Boyle uses a lot of visual flair in the flashaways, using split-screens, heavy contrast and saturation, and layered images to evoke the reflective and/or hallucinatory state of the protagonist, but for me, the most exciting shot of the film occurs in the canyon as Ralston runs out of water. Boyle sets up a great device by having a camera inside the water bottle every time Ralston takes a ration. Shooting through the water, we get a murky and distorted view of James Franco's face, but every time we come back to the shot, and the water level drops, Franco is a little clearer to the audience. The last time Boyle comes back to this shot, it isn't Franco's face we see, but just a set of teeth and a tongue desperately crammed into the lid of the bottle, frantically trying to get some more water. It's a viscerally human shot, evoking the fragility and terror of human survival. It's not as dramatic as the amputation, but it's just as effective.

There's an amputation (sorta) in TRON LEGACY as well, the third film of my triple feature, but it doesn't carry any of the power of the one in 127 HOURS.


The major difference is that when the amputation comes in 127 HOURS, you've been dreading it, and the film makes you pay for watching it. When the TRON amputation comes up, you're thinking, "Thank God something finally happened."

Rarely have I seen a film with so little happening. Actually, that's not quite fair. I've rarely seen a film with so little new happening. I've read a few defenses of TRON that seem to boil down to, "You guys don't get it. It's all about Joseph Campbell and the Power of Myth and the 7 Steps of the Hero and bio-digital jazz."

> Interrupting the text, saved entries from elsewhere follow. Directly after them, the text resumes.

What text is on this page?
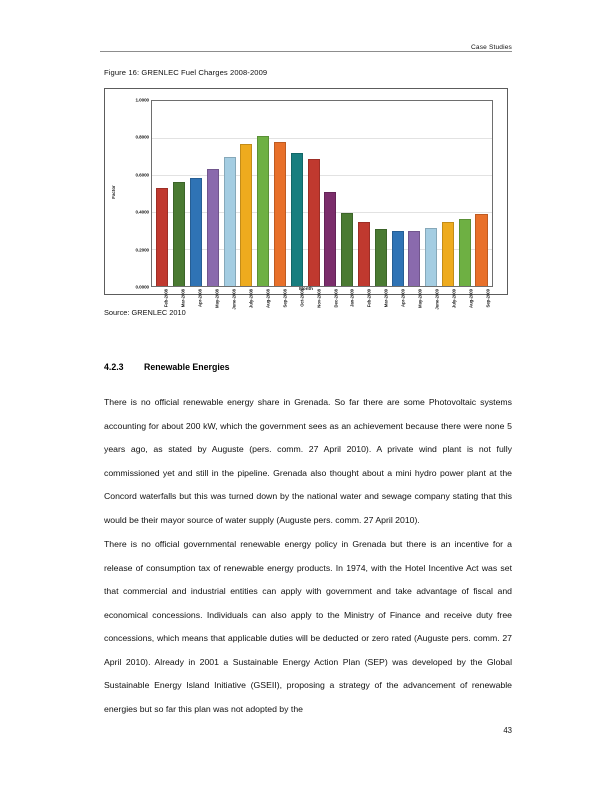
Case Studies
Figure 16: GRENLEC Fuel Charges 2008-2009
Factor
1.0000
0.8000
0.6000
0.4000
0.2000
0.0000
Feb-2008	Mar-2008	Apr-2008	May-2008	June-2008	July-2008	Aug-2008	Sep-2008	Oct-2008	Nov-2008	Dec-2008	Jan-2009	Feb-2009	Mar-2009	Apr-2009	May-2009	June-2009	July-2009	Aug-2009	Sep-2009
Month
Source: GRENLEC 2010
4.2.3 Renewable Energies
There is no official renewable energy share in Grenada. So far there are some Photovoltaic systems accounting for about 200 kW, which the government sees as an achievement because there were none 5 years ago, as stated by Auguste (pers. comm. 27 April 2010). A private wind plant is not fully commissioned yet and still in the pipeline. Grenada also thought about a mini hydro power plant at the Concord waterfalls but this was turned down by the national water and sewage company stating that this would be their mayor source of water supply (Auguste pers. comm. 27 April 2010).
There is no official governmental renewable energy policy in Grenada but there is an incentive for a release of consumption tax of renewable energy products. In 1974, with the Hotel Incentive Act was set that commercial and industrial entities can apply with government and take advantage of fiscal and economical concessions. Individuals can also apply to the Ministry of Finance and receive duty free concessions, which means that applicable duties will be deducted or zero rated (Auguste pers. comm. 27 April 2010). Already in 2001 a Sustainable Energy Action Plan (SEP) was developed by the Global Sustainable Energy Island Initiative (GSEII), proposing a strategy of the advancement of renewable energies but so far this plan was not adopted by the
43
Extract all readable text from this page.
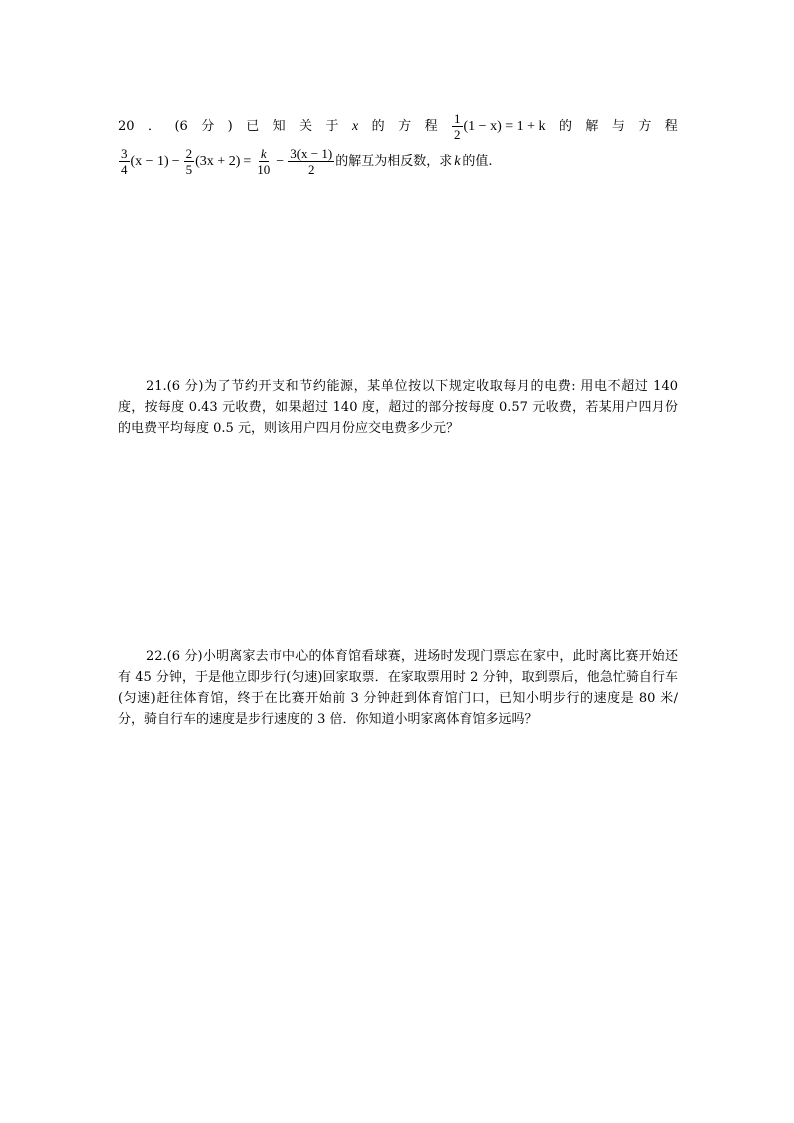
20 ． (6 分 ) 已 知 关 于 x 的 方 程 $\frac{1}{2} (1 - x) = 1 + k$ 的 解 与 方 程
$\frac{3}{4} (x - 1) - \frac{2}{5} (3x + 2) = \frac{k}{10} - \frac{3(x - 1)}{2}$ 的解互为相反数，求 k 的值.
21.(6 分)为了节约开支和节约能源，某单位按以下规定收取每月的电费: 用电不超过 140 度，按每度 0.43 元收费，如果超过 140 度，超过的部分按每度 0.57 元收费，若某用户四月份的电费平均每度 0.5 元，则该用户四月份应交电费多少元？
22.(6 分)小明离家去市中心的体育馆看球赛，进场时发现门票忘在家中，此时离比赛开始还有 45 分钟，于是他立即步行(匀速)回家取票．在家取票用时 2 分钟，取到票后，他急忙骑自行车(匀速)赶往体育馆，终于在比赛开始前 3 分钟赶到体育馆门口，已知小明步行的速度是 80 米/分，骑自行车的速度是步行速度的 3 倍．你知道小明家离体育馆多远吗？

Guess what? We all get it.

I'll freely admit I've never read Joseph Campbell. Or Jungian archetypal theory. I honestly don't think I have to anymore. Because every childhood story I've seen is based on it. TRON LEGACY is more than happy to just plug its characters into the world's most basic formula and sit back and let the story tell itself. This is a film that desperately wants to be about "everything - science, medicine, religion", but only has the soul of a computer - endlessly outputting data from code. It's that exciting.

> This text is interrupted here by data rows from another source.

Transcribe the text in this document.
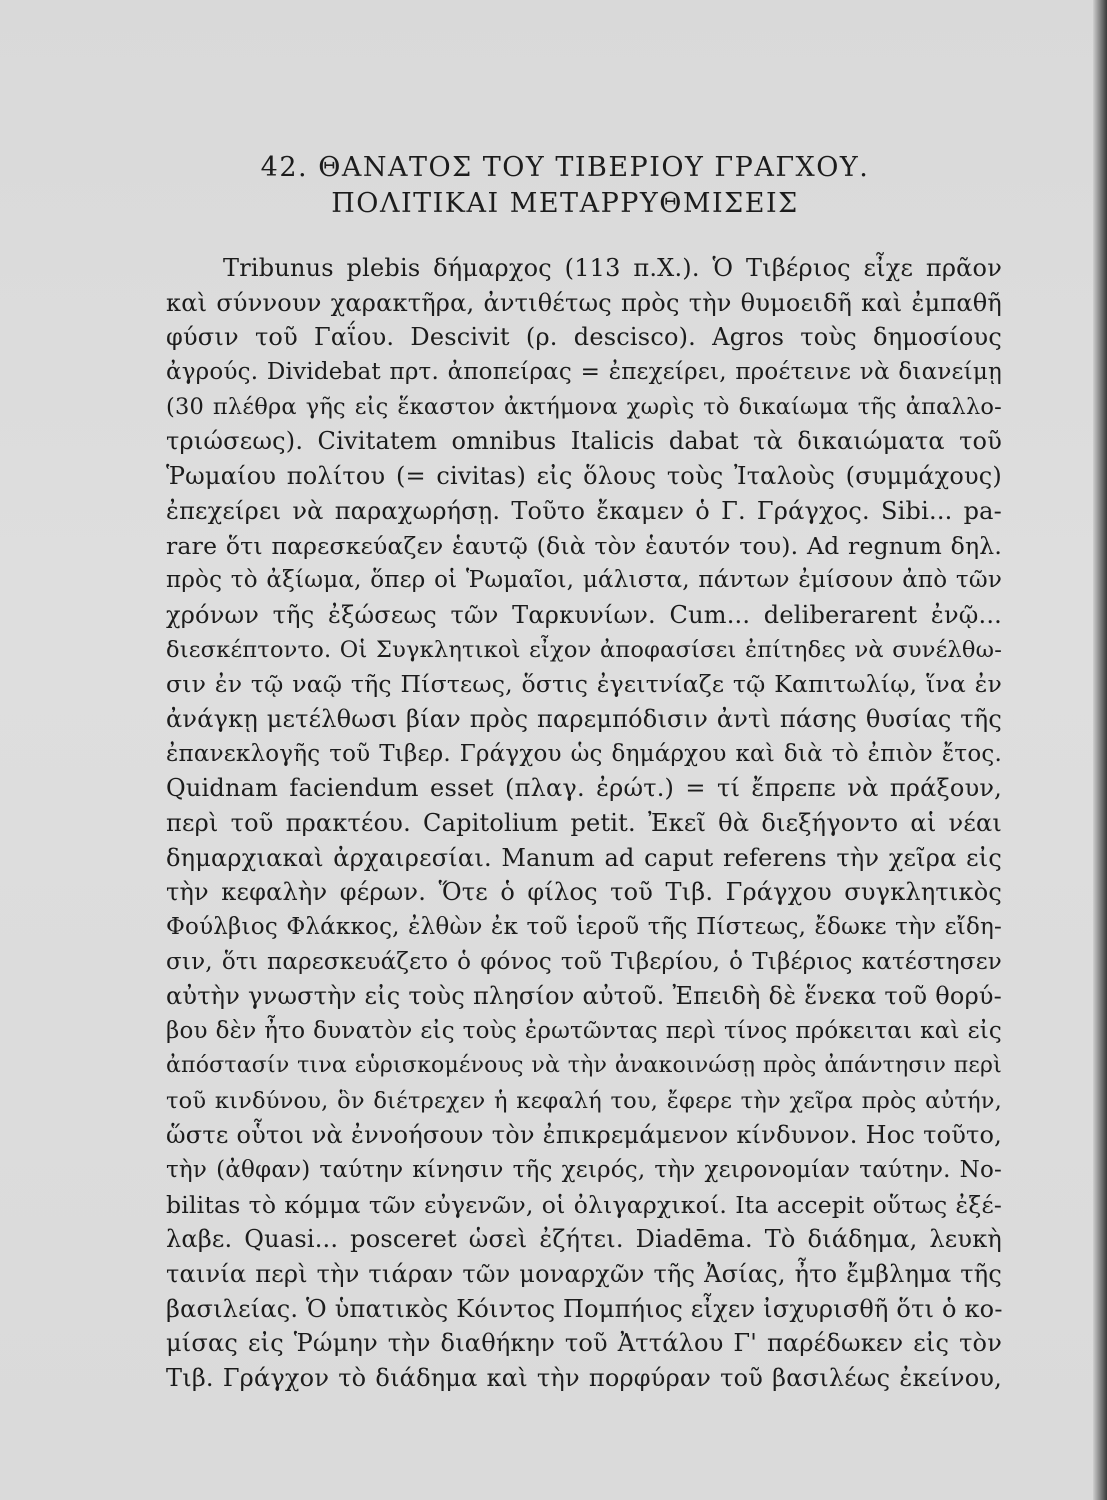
42. ΘΑΝΑΤΟΣ ΤΟΥ ΤΙΒΕΡΙΟΥ ΓΡΑΓΧΟΥ.
ΠΟΛΙΤΙΚΑΙ ΜΕΤΑΡΡΥΘΜΙΣΕΙΣ
Tribunus plebis δήμαρχος (113 π.Χ.). Ὁ Τιβέριος εἶχε πρᾶον
καὶ σύννουν χαρακτῆρα, ἀντιθέτως πρὸς τὴν θυμοειδῆ καὶ ἐμπαθῆ
φύσιν τοῦ Γαΐου. Descivit (ρ. descisco). Agros τοὺς δημοσίους
ἀγρούς. Dividebat πρτ. ἀποπείρας = ἐπεχείρει, προέτεινε νὰ διανείμῃ
(30 πλέθρα γῆς εἰς ἕκαστον ἀκτήμονα χωρὶς τὸ δικαίωμα τῆς ἀπαλλο-
τριώσεως). Civitatem omnibus Italicis dabat τὰ δικαιώματα τοῦ
Ῥωμαίου πολίτου (= civitas) εἰς ὅλους τοὺς Ἰταλοὺς (συμμάχους)
ἐπεχείρει νὰ παραχωρήσῃ. Τοῦτο ἔκαμεν ὁ Γ. Γράγχος. Sibi... pa-
rare ὅτι παρεσκεύαζεν ἑαυτῷ (διὰ τὸν ἑαυτόν του). Ad regnum δηλ.
πρὸς τὸ ἀξίωμα, ὅπερ οἱ Ῥωμαῖοι, μάλιστα, πάντων ἐμίσουν ἀπὸ τῶν
χρόνων τῆς ἐξώσεως τῶν Ταρκυνίων. Cum... deliberarent ἐνῷ...
διεσκέπτοντο. Οἱ Συγκλητικοὶ εἶχον ἀποφασίσει ἐπίτηδες νὰ συνέλθω-
σιν ἐν τῷ ναῷ τῆς Πίστεως, ὅστις ἐγειτνίαζε τῷ Καπιτωλίῳ, ἵνα ἐν
ἀνάγκῃ μετέλθωσι βίαν πρὸς παρεμπόδισιν ἀντὶ πάσης θυσίας τῆς
ἐπανεκλογῆς τοῦ Τιβερ. Γράγχου ὡς δημάρχου καὶ διὰ τὸ ἐπιὸν ἔτος.
Quidnam faciendum esset (πλαγ. ἐρώτ.) = τί ἔπρεπε νὰ πράξουν,
περὶ τοῦ πρακτέου. Capitolium petit. Ἐκεῖ θὰ διεξήγοντο αἱ νέαι
δημαρχιακαὶ ἀρχαιρεσίαι. Manum ad caput referens τὴν χεῖρα εἰς
τὴν κεφαλὴν φέρων. Ὅτε ὁ φίλος τοῦ Τιβ. Γράγχου συγκλητικὸς
Φούλβιος Φλάκκος, ἐλθὼν ἐκ τοῦ ἱεροῦ τῆς Πίστεως, ἔδωκε τὴν εἴδη-
σιν, ὅτι παρεσκευάζετο ὁ φόνος τοῦ Τιβερίου, ὁ Τιβέριος κατέστησεν
αὐτὴν γνωστὴν εἰς τοὺς πλησίον αὐτοῦ. Ἐπειδὴ δὲ ἕνεκα τοῦ θορύ-
βου δὲν ἦτο δυνατὸν εἰς τοὺς ἐρωτῶντας περὶ τίνος πρόκειται καὶ εἰς
ἀπόστασίν τινα εὑρισκομένους νὰ τὴν ἀνακοινώσῃ πρὸς ἀπάντησιν περὶ
τοῦ κινδύνου, ὃν διέτρεχεν ἡ κεφαλή του, ἔφερε τὴν χεῖρα πρὸς αὐτήν,
ὥστε οὗτοι νὰ ἐννοήσουν τὸν ἐπικρεμάμενον κίνδυνον. Hoc τοῦτο,
τὴν (ἀθφαν) ταύτην κίνησιν τῆς χειρός, τὴν χειρονομίαν ταύτην. No-
bilitas τὸ κόμμα τῶν εὐγενῶν, οἱ ὀλιγαρχικοί. Ita accepit οὕτως ἐξέ-
λαβε. Quasi... posceret ὡσεὶ ἐζήτει. Diadēma. Τὸ διάδημα, λευκὴ
ταινία περὶ τὴν τιάραν τῶν μοναρχῶν τῆς Ἀσίας, ἦτο ἔμβλημα τῆς
βασιλείας. Ὁ ὑπατικὸς Κόιντος Πομπήιος εἶχεν ἰσχυρισθῆ ὅτι ὁ κο-
μίσας εἰς Ῥώμην τὴν διαθήκην τοῦ Ἀττάλου Γ' παρέδωκεν εἰς τὸν
Τιβ. Γράγχον τὸ διάδημα καὶ τὴν πορφύραν τοῦ βασιλέως ἐκείνου,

That tagline on the poster is quite apt - "it's not just a game anymore" perfectly distills how not-fun this movie is. There are occasional action beats that look cool and have clearly been designed with the idea of "This'll be a killer trailer shot", but these moments only serve to remind you of how hollow the rest of it feels. In fact, what this really feels like is a fanboy trailer, expanded to two hours and given $200 million dollars, with little regard for plot or character or purpose.

Maybe I'm just bitter. But when I think of a new generation of fanboys growing up on this kind of drivel, it's like going to a pop machine on a hot summer's day only to find out it's full of Fresca. And I just want to tear somebody's arm off.